Each year, Alaska’s budget is paid with money from three main sources: the federal government, fees and program earnings (such as ferry tickets and university tuition), and the state’s general fund. SB 196 limits that last category of spending but carves out exemptions for the Permanent Fund Dividend, state debt payments and the state’s construction and renovation budget.
Last year, the Legislature approved $5.1 billion in general fund spending, according to figures from the state Office of Management and Budget. According to figures provided by Senate Finance Committee staff, the exclusions within SB 196 mean only $3.93 billion of that amount would be subject to the cap.
Spending is expected to be higher this year, and Sen. Kevin Meyer, R-Anchorage, suggested the cap-targeted section of the budget could be as much as $4.6 billion.
“That’s what, almost a $500 million reduction from what the budget is now?” he asked Micciche.
“That’s correct, Mr.

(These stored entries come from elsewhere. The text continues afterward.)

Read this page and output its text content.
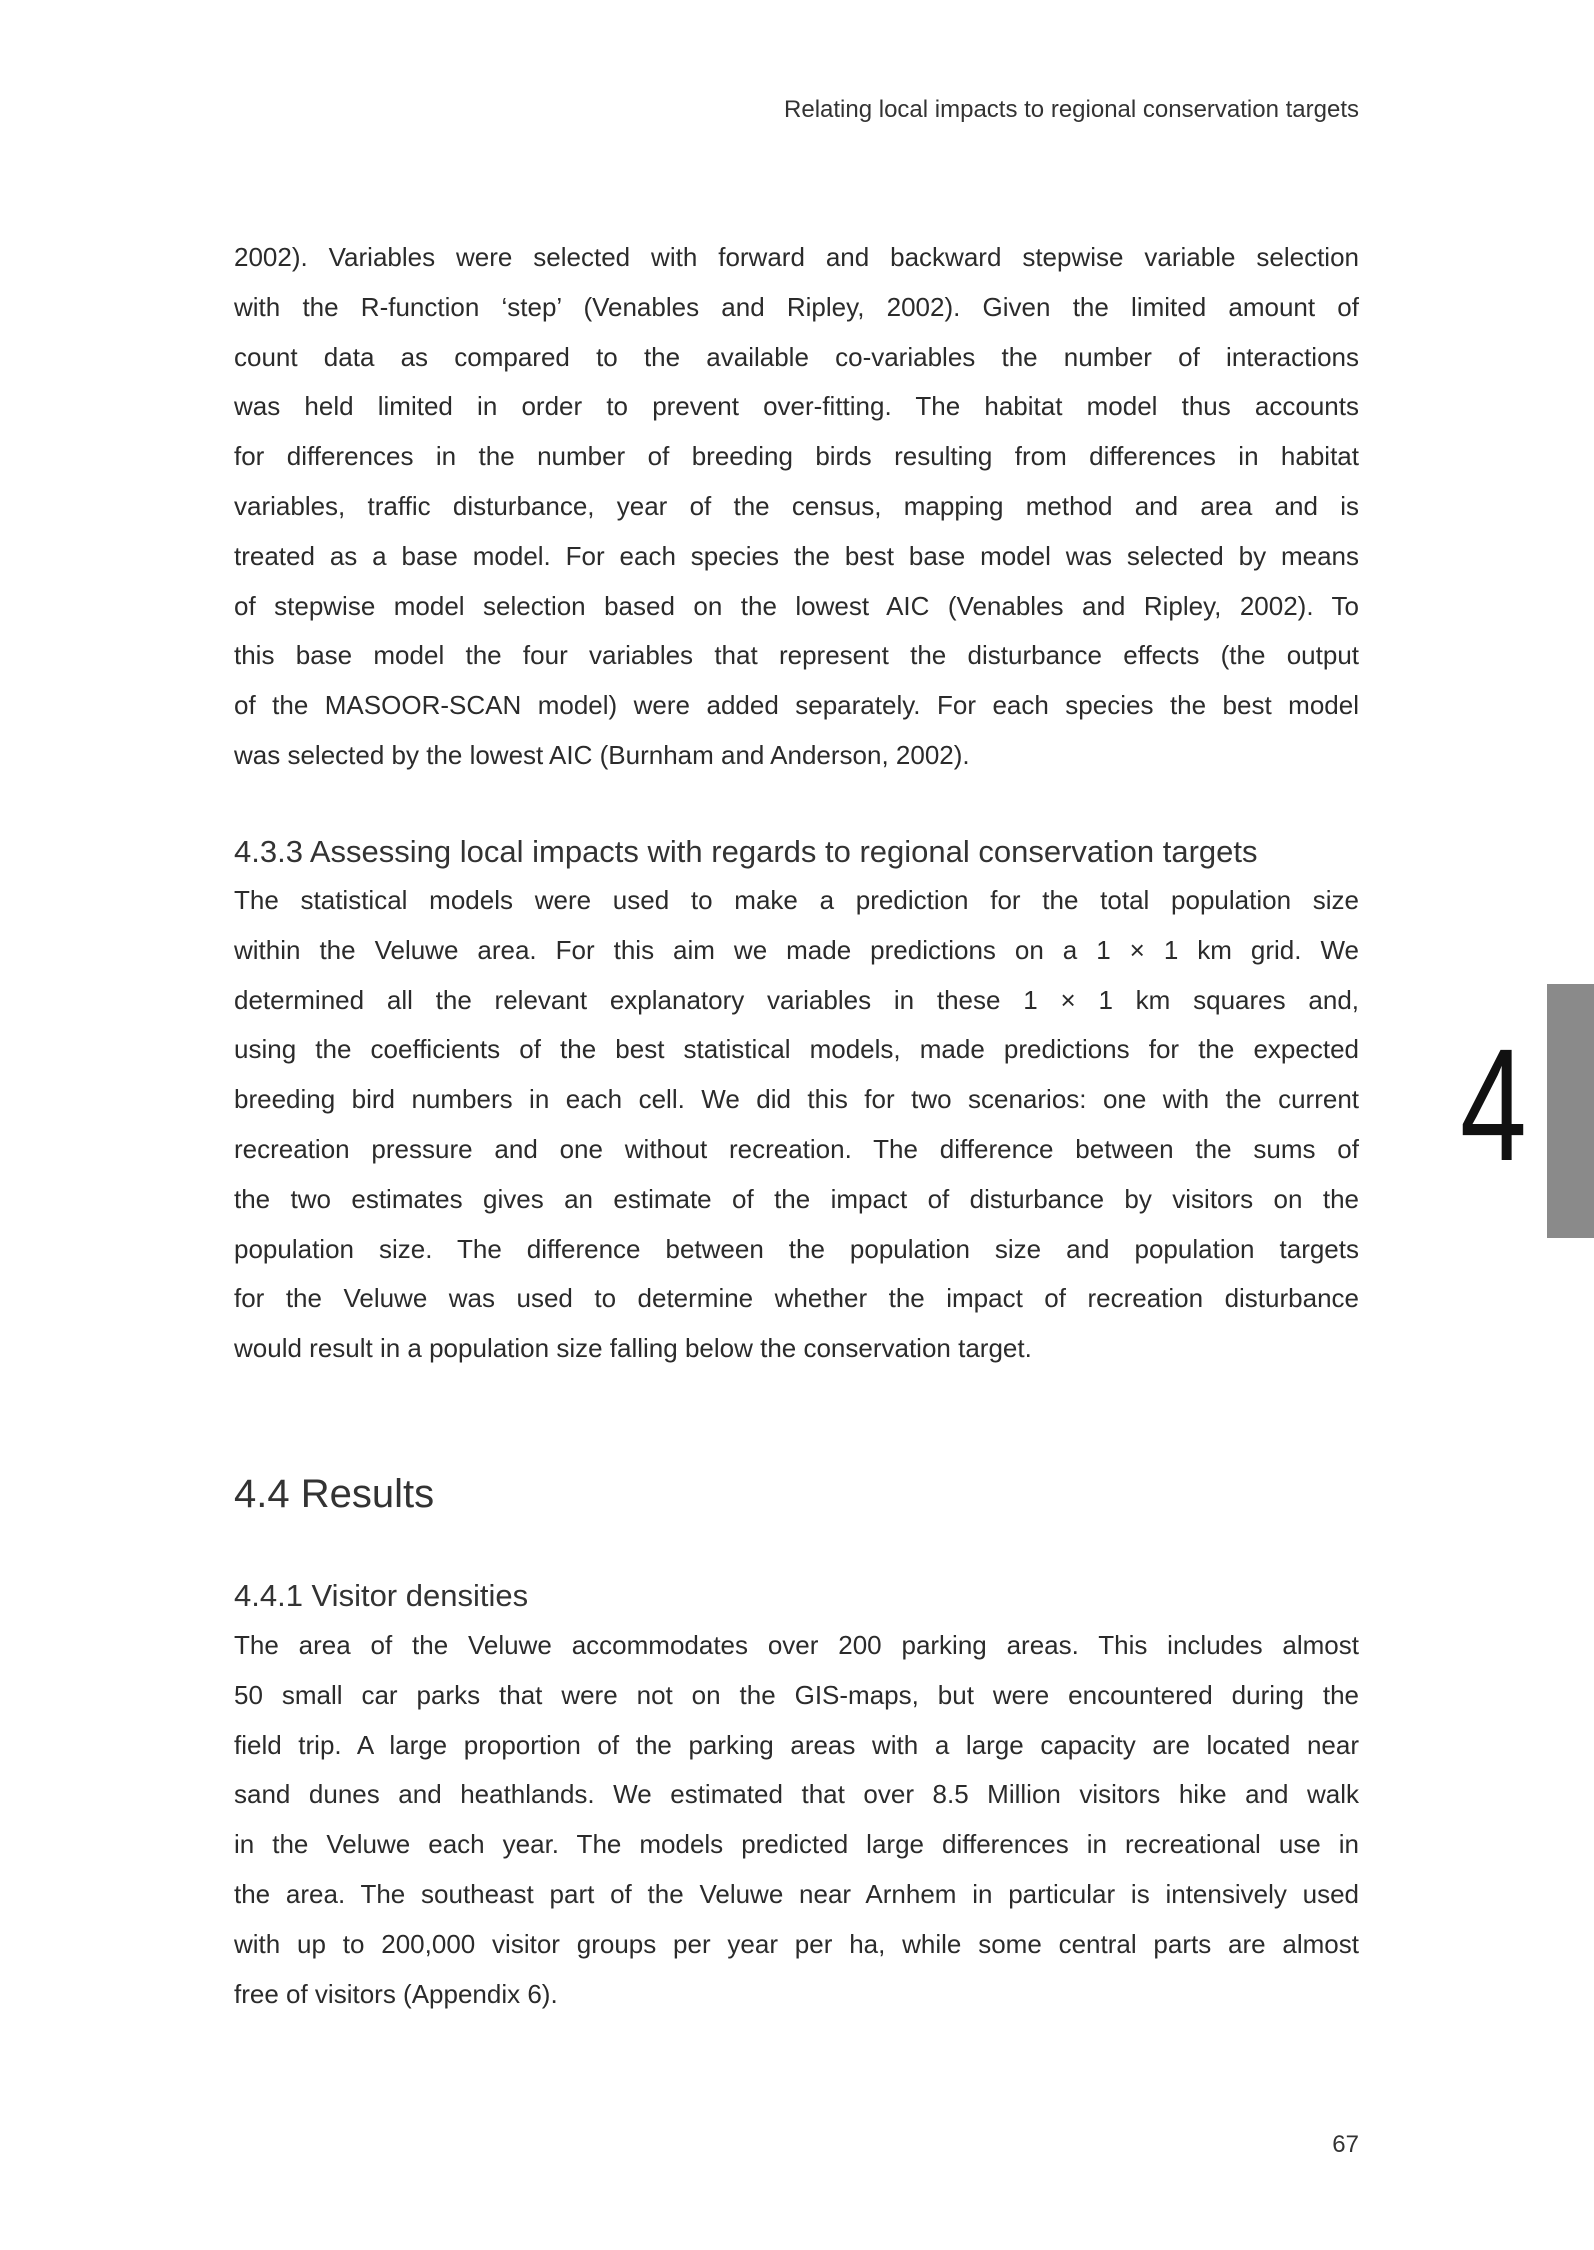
Relating local impacts to regional conservation targets
2002). Variables were selected with forward and backward stepwise variable selection
with the R-function ‘step’ (Venables and Ripley, 2002). Given the limited amount of
count data as compared to the available co-variables the number of interactions
was held limited in order to prevent over-fitting. The habitat model thus accounts
for differences in the number of breeding birds resulting from differences in habitat
variables, traffic disturbance, year of the census, mapping method and area and is
treated as a base model. For each species the best base model was selected by means
of stepwise model selection based on the lowest AIC (Venables and Ripley, 2002). To
this base model the four variables that represent the disturbance effects (the output
of the MASOOR-SCAN model) were added separately. For each species the best model
was selected by the lowest AIC (Burnham and Anderson, 2002).
4.3.3 Assessing local impacts with regards to regional conservation targets
The statistical models were used to make a prediction for the total population size
within the Veluwe area. For this aim we made predictions on a 1 × 1 km grid. We
determined all the relevant explanatory variables in these 1 × 1 km squares and,
using the coefficients of the best statistical models, made predictions for the expected
breeding bird numbers in each cell. We did this for two scenarios: one with the current
recreation pressure and one without recreation. The difference between the sums of
the two estimates gives an estimate of the impact of disturbance by visitors on the
population size. The difference between the population size and population targets
for the Veluwe was used to determine whether the impact of recreation disturbance
would result in a population size falling below the conservation target.
4.4 Results
4.4.1 Visitor densities
The area of the Veluwe accommodates over 200 parking areas. This includes almost
50 small car parks that were not on the GIS-maps, but were encountered during the
field trip. A large proportion of the parking areas with a large capacity are located near
sand dunes and heathlands. We estimated that over 8.5 Million visitors hike and walk
in the Veluwe each year. The models predicted large differences in recreational use in
the area. The southeast part of the Veluwe near Arnhem in particular is intensively used
with up to 200,000 visitor groups per year per ha, while some central parts are almost
free of visitors (Appendix 6).
4
67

Chairman. I’m uncomfortable with the current level of UGF spend, excluding dividends, that we are currently at,” Micciche replied.

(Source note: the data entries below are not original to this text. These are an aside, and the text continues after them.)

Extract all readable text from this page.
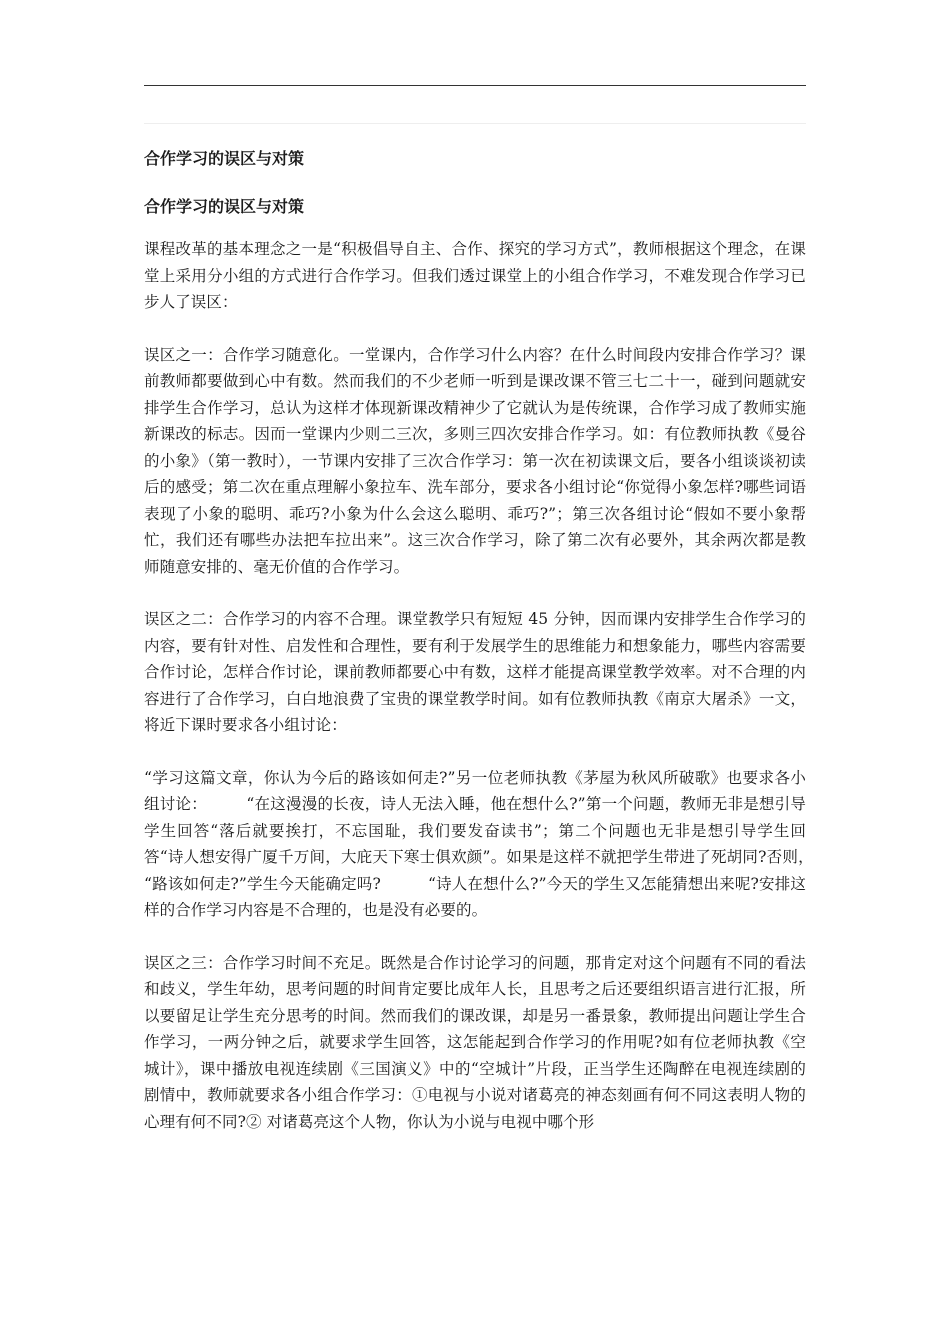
合作学习的误区与对策
合作学习的误区与对策

课程改革的基本理念之一是“积极倡导自主、合作、探究的学习方式”，教师根据这个理念，在课堂上采用分小组的方式进行合作学习。但我们透过课堂上的小组合作学习，不难发现合作学习已步人了误区：

误区之一：合作学习随意化。一堂课内，合作学习什么内容？在什么时间段内安排合作学习？课前教师都要做到心中有数。然而我们的不少老师一听到是课改课不管三七二十一，碰到问题就安排学生合作学习，总认为这样才体现新课改精神少了它就认为是传统课，合作学习成了教师实施新课改的标志。因而一堂课内少则二三次，多则三四次安排合作学习。如：有位教师执教《曼谷的小象》（第一教时），一节课内安排了三次合作学习：第一次在初读课文后，要各小组谈谈初读后的感受；第二次在重点理解小象拉车、洗车部分，要求各小组讨论“你觉得小象怎样?哪些词语表现了小象的聪明、乖巧?小象为什么会这么聪明、乖巧?”；第三次各组讨论“假如不要小象帮忙，我们还有哪些办法把车拉出来”。这三次合作学习，除了第二次有必要外，其余两次都是教师随意安排的、毫无价值的合作学习。

误区之二：合作学习的内容不合理。课堂教学只有短短 45 分钟，因而课内安排学生合作学习的内容，要有针对性、启发性和合理性，要有利于发展学生的思维能力和想象能力，哪些内容需要合作讨论，怎样合作讨论，课前教师都要心中有数，这样才能提高课堂教学效率。对不合理的内容进行了合作学习，白白地浪费了宝贵的课堂教学时间。如有位教师执教《南京大屠杀》一文，将近下课时要求各小组讨论：

“学习这篇文章，你认为今后的路该如何走?”另一位老师执教《茅屋为秋风所破歌》也要求各小组讨论：　　　“在这漫漫的长夜，诗人无法入睡，他在想什么?”第一个问题，教师无非是想引导学生回答“落后就要挨打，不忘国耻，我们要发奋读书”；第二个问题也无非是想引导学生回答“诗人想安得广厦千万间，大庇天下寒士俱欢颜”。如果是这样不就把学生带进了死胡同?否则，　　　“路该如何走?”学生今天能确定吗?　　　“诗人在想什么?”今天的学生又怎能猜想出来呢?安排这样的合作学习内容是不合理的，也是没有必要的。

误区之三：合作学习时间不充足。既然是合作讨论学习的问题，那肯定对这个问题有不同的看法和歧义，学生年幼，思考问题的时间肯定要比成年人长，且思考之后还要组织语言进行汇报，所以要留足让学生充分思考的时间。然而我们的课改课，却是另一番景象，教师提出问题让学生合作学习，一两分钟之后，就要求学生回答，这怎能起到合作学习的作用呢?如有位老师执教《空城计》，课中播放电视连续剧《三国演义》中的“空城计”片段，正当学生还陶醉在电视连续剧的剧情中，教师就要求各小组合作学习：①电视与小说对诸葛亮的神态刻画有何不同这表明人物的心理有何不同?② 对诸葛亮这个人物，你认为小说与电视中哪个形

Senate Finance staff offered a competing figure, saying that the amount subject to the limit this year would be $3.96 billion. The different viewpoints could not be immediately reconciled.
While the cap is supported by members of the Senate’s majority and the two Republican senators who are not members of the majority, it is opposed by Democrats in the Senate’s five-member minority.
“I just don’t like it,” said Sen. Dennis Egan, D-Juneau and a member of the State Affairs Committee.
Asked why, he replied, “I just don’t like it.”
Other members of the minority said Wednesday that they are not opposed to a spending cap, but their support depends on the level of the cap.
“It’s one of those things you want to be real careful of, but I think it’s a good idea,” said Sen. Donny Olson, D-Golovin.
Sen. Bill Wielechowski, D-Anchorage, said the bill is “meaningless” unless passed by statute, because one legislature cannot bind a future legislature with a law. Making the spending cap effective would require a constitutional amendment, something that is advancing separately under the sponsorship of Meyer.
If the finance committee’s bill passes the Senate as expected, it may encounter resistance in the House, where the coalition House Majority has differing views from the Senate Majority.
“I believe it’ll be a cold day in hell before the House version of Senate Bill 196 will pass the House. Even less likely that this governor would sign off on such a bill,” said Wasilla resident Garvin Bucaria, who testified in support of the bill.
“I have no idea what the other body will do with this, but we’ve got to do what is right,” replied Meyer.